DNA extraction and WGS

The 76 isolates were recovered from -80°C storage and subcultured twice to ensure purity. DNA extraction was performed with the QIAGEN DNAeasy ultra-pure DNA extraction kit according to manufacturer’s instructions. Sequencing libraries were generated using the Nextera Flex DNA library preparation kit and sequenced on the MiniSeq System (Illumina Inc., San Diego, CA, USA) on a high output 300 cycle cartridge according to the manufacturer’s instructions. Five strains with unique BimABm sequence and/or genomic diversity were prepped for long read sequencing using the MinION (Oxford Nanopore Technologies, Oxford, UK), where sequencing libraries were generated using the Rapid Barcoding Sequencing Kit (SQK-RBK004) and run on a flow cell R9.4.1 for 72 hrs. Data generated from this study is available under the NCBI accession PRJNA717363.

Genomic analysis

Illumina reads were trimmed with Trimmomatic v0.36 [18] and quality assessed with multiQC [19], genomes were assembled with SPAdes v3.14.0 [20] and annotated with Prokka v1.13 [21]. Long reads were filtered, quality checked, assembled and polished with Illumina reads where applicable using the MicroPIPE pipeline [22].

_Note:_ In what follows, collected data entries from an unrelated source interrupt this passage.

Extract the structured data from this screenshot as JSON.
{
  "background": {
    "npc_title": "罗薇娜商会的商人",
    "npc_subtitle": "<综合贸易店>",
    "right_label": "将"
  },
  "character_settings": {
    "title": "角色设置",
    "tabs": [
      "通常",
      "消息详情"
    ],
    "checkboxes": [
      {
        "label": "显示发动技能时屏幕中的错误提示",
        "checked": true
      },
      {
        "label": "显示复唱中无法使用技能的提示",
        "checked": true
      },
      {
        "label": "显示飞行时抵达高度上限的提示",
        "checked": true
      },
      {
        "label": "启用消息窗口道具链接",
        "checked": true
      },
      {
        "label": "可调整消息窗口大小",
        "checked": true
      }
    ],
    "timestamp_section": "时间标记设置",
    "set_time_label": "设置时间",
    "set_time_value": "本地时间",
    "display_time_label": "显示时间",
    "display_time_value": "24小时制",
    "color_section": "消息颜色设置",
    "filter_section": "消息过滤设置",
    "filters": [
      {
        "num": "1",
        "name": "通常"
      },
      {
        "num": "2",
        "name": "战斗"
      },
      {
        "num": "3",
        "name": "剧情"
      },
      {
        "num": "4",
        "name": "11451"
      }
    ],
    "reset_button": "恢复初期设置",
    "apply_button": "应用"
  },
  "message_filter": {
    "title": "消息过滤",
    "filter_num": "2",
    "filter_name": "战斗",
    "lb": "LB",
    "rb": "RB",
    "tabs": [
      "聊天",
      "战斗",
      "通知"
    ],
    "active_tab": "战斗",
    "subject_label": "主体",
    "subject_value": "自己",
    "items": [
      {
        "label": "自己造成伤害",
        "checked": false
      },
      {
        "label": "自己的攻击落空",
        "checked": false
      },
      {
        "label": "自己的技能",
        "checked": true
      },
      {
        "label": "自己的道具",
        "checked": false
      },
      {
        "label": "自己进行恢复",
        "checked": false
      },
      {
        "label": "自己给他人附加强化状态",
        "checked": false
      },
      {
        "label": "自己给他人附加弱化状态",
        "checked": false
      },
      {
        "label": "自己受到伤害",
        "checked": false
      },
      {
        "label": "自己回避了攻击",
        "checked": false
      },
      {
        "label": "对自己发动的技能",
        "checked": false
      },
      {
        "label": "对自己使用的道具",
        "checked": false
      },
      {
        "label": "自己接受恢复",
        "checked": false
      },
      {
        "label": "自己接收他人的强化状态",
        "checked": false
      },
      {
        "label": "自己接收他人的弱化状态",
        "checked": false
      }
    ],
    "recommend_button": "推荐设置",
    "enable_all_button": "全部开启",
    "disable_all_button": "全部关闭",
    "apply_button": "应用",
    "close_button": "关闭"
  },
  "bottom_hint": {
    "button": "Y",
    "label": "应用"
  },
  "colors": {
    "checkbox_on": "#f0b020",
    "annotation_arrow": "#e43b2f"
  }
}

All read mapping was performed with BWA-MEM [23]. Sequence types (STs) were determined with multi-locus sequence typing (MLST) [24] (https://github.com/tseemann/mlst) and reads mapped to alleles retrieved from pubMLST, where SNPs were suspected [24]. Genotypic antimicrobial resistance was determined with ArDaP [25]. Whole genome alignment (4,950,632bp) and phylogenomic analysis of the 24 reference genomes and 76 genomes derived from this study (n = 100) were achieved using parSNP [26] JModelTest[27] (TVM+F+I+G4) and IQtree [28] (1000 bootstrap (BS) replicates).

Statistical analysis

Using Stata and the csi command for unstratified cumulative incidence data [29], and isolates with bimABm or CNS presentation (n = 29), Odds Ratio and Chi-Square were calculated, with a P value <0.05 considered significant.

Results

In total, we identified the bimABm virulence factor in 20/76 Queensland isolates (26.3%), geographically limited to the northern half of Queensland (Fig 1). Of the 18 isolates with known CNS disease, nine were found to carry the bimABm virulence factor and nine carried the wild type bimABp. A total of 20 isolates were confirmed to carry the bimABm virulence factor, of which eleven had no clinical record of CNS disease. Risk analysis supported bimABm being associated with CNS infection (Odds Ratio 2.8, 95% CI 1.3–6.1, P = 0.009).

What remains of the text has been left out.